Karara karşı, asıl davada davacı vekili, asıl ve birleşen davada davalı … Nakliyat A.Ş. vekili ve asıl davada davalı … birleşen davada davacı …Ş. vekili tarafından temyiz kanun yoluna başvurulmuştur.
1- Dava dosyası içerisindeki bilgi ve belgelere, mahkeme kararının gerekçesinde dayanılan delillerin tartışılıp, değerlendirilmesinde usul ve yasaya aykırı bir yön bulunmamasına ve ayrıca CMR 17/2.maddesi hükmü gereğince kayıp, hasar veya gecikme yüke has bir kusurdan meydana gelmişse taşımacı sorumlu tutulamaz ise de, Dairemiz bozma ilamında taşıyıcının çalışanının yükte sızıntı olmasına rağmen bu duruma kayıtsız kalmış olması nedeniyle kusur oranının belirlenmesi gerektiği belirtilmiş olup, bu hususun ispatının da birleşen davada davacı …Ş.’ye ait olması ve bu nedenle bilirkişi ücretinin bu davacı tarafından yatırılması gerekmesine göre asıl davada davalı … birleşen davada davacı …Ş. vekili ile asıl ve birleşen davada davalı … Nakliyat A.Ş. vekilinin tüm, asıl davada davacı vekilinin aşağıdaki bent dışında kalan sair temyiz itirazları yerinde değildir.

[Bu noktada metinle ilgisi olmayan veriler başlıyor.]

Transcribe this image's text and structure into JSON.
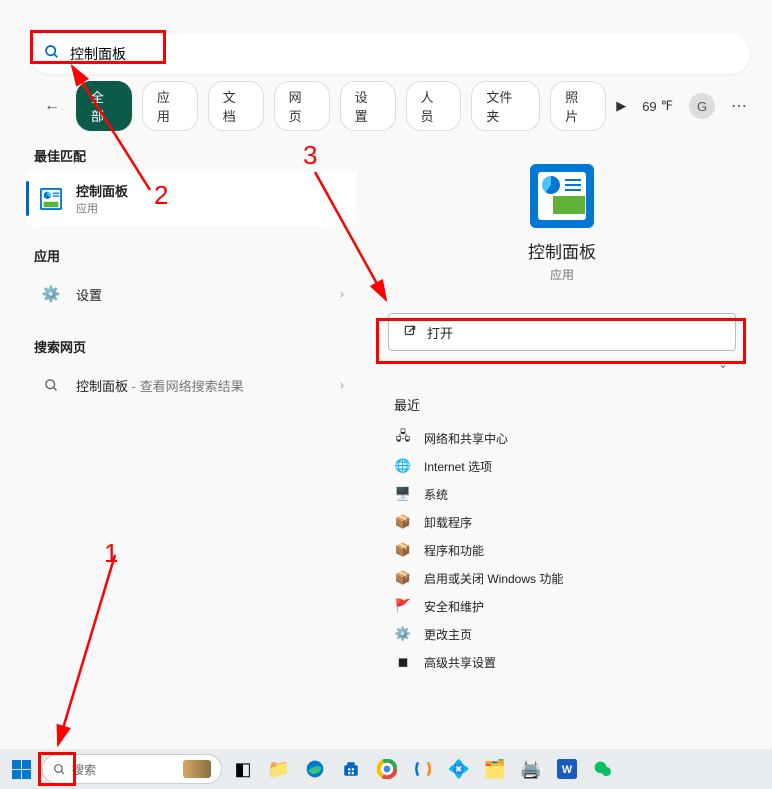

2- Dava, haksız fiil ve kira sözleşmesine dayalı olarak açılan tazminat istemine ilişkindir. Dairemizin 18.01.2016 tarihli ve 2015/15094 E., 2016/372 K. sayılı bozma ilamında; asıl davada davacı ile davalı … Nakliyat A.Ş. arasında kira sözleşmesi bulunduğu ve ıslaha yönelik zamanaşımı def’inin buna göre değerlendirilmesi gerektiği belirtilmiş olmasına rağmen, mahkemece, anılan davalının zamanaşımı def’inde bulunduğu ve ıslah olunan kısım yönünden davanın zamanaşımına uğradığı gerekçesiyle davalı … Nakliyat A.Ş.’ye yönelik davanın ıslah edilen kısım yönünden reddine karar verilmiştir.
Ancak, 6098 sayılı Türk Borçlar Kanunu’nun 147.maddesi hükmü uyarınca kira alacağının tahsili davalarında zamanaşımı süresi 5 yıl olup, bunun dışındaki tüm alacaklar ise aynı kanunun 146.maddesi hükmü uyarınca 10 yıllık zamanaşımı süresine tabidir. Davacının zararın tazminini talep ettiği çekicinin 20.05.2007 tarihinde yandığı, ıslahın ise 01.02.2013 tarihli olduğu anlaşılmakla, bu durumda mahkemece, ıslah edilen kısım yönünden hangi zamanaşımının uygulandığı ve alacağın ne zaman muaccel olduğu belirlenmek suretiyle zamanaşımı def’inin karara bağlanması gerekirken, gerekçesiz olarak yazılı şekilde karar verilmesi doğru olmamış, kararın asıl davada davacı yararına bozumasına karar verilmesi gerekmiştir.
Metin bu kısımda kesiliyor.